Aggressive exercise on the mountain and road bikes makes my sweeps pretty radical. I've been doing the BIGBLUETEST.org thing for the past few weeks now, tracking my sugars before and after riding, and I am just all over the map. There's just no way to hold them 'in line' when climbing 2,500 vertical feet over 16 miles in the dirt in 1 hour 45 minutes. That's life (with D).

/\/\

no magic pill/formula??

I can sympathize with Michael. I don't mountain bike, but any extended period of exercise will send my BGs dropping. For me it's jiujitsu training. Just looking at a mat is worth a 20 point drop.

If there is going to be a magic pill/formula, please, please, please, please, please, don't let it be wasted on trying to even out my BGs during exercise.

I want it to fix my immune system and give me new islet cells.

Oooo, and a new pony, please.

=)

Every morning is different. Every blood sugar is different. Every ride is different. After 30 years of this, I don't ever expect things to 'settle in' to some sort of routine. It's just impossible (for me -- I do get it that there are others out there who do much better at this than me!!). I try not to overreact to things, but sometimes I overload in order to offset an aggressive low. I just try to stay out of the dungeon when I'm on the bike. My Dexcom helps immeasurably with that since I can now see trends and stay in front of things.

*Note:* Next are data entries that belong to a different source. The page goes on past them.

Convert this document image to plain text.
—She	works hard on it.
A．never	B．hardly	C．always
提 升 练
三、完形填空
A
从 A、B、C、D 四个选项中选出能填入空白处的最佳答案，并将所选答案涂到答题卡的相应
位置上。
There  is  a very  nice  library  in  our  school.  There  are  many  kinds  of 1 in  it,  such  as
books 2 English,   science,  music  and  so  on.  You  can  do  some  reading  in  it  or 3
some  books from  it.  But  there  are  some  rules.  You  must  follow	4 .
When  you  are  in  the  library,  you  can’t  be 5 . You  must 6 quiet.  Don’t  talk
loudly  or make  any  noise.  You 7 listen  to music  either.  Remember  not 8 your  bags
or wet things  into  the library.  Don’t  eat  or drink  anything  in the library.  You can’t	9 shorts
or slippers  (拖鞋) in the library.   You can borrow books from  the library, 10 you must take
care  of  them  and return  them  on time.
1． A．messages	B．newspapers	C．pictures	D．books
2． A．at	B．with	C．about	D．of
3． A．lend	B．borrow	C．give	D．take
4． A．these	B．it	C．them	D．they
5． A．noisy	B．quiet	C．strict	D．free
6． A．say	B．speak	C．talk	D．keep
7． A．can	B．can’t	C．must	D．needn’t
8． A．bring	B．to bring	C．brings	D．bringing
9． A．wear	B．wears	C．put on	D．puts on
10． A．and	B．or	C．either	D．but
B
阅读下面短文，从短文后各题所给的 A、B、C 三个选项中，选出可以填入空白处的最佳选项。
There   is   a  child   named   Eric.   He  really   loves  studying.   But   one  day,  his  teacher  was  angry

Still, it ain't perfect.

/\/\

Yesterday a 1/2 hour walk, started at 177 ended up in the 80's and felt like crap.

I think that the "delta" or change in BG levels can produce symptoms pretty readily. When I used to correct w/ IV shots, I'd blast away at 350 or so and test in 15 minutes and be at like 150 but already be starting to sweat, get a bit frazzled, etc. but the "peak valley" still would be 15 minutes off. If you had like 5G of carbs, you'd have been ***perfect***!!

I have a better chance of going to the moon.

I'm excited to go a whole day (it's rare), let alone a whole week!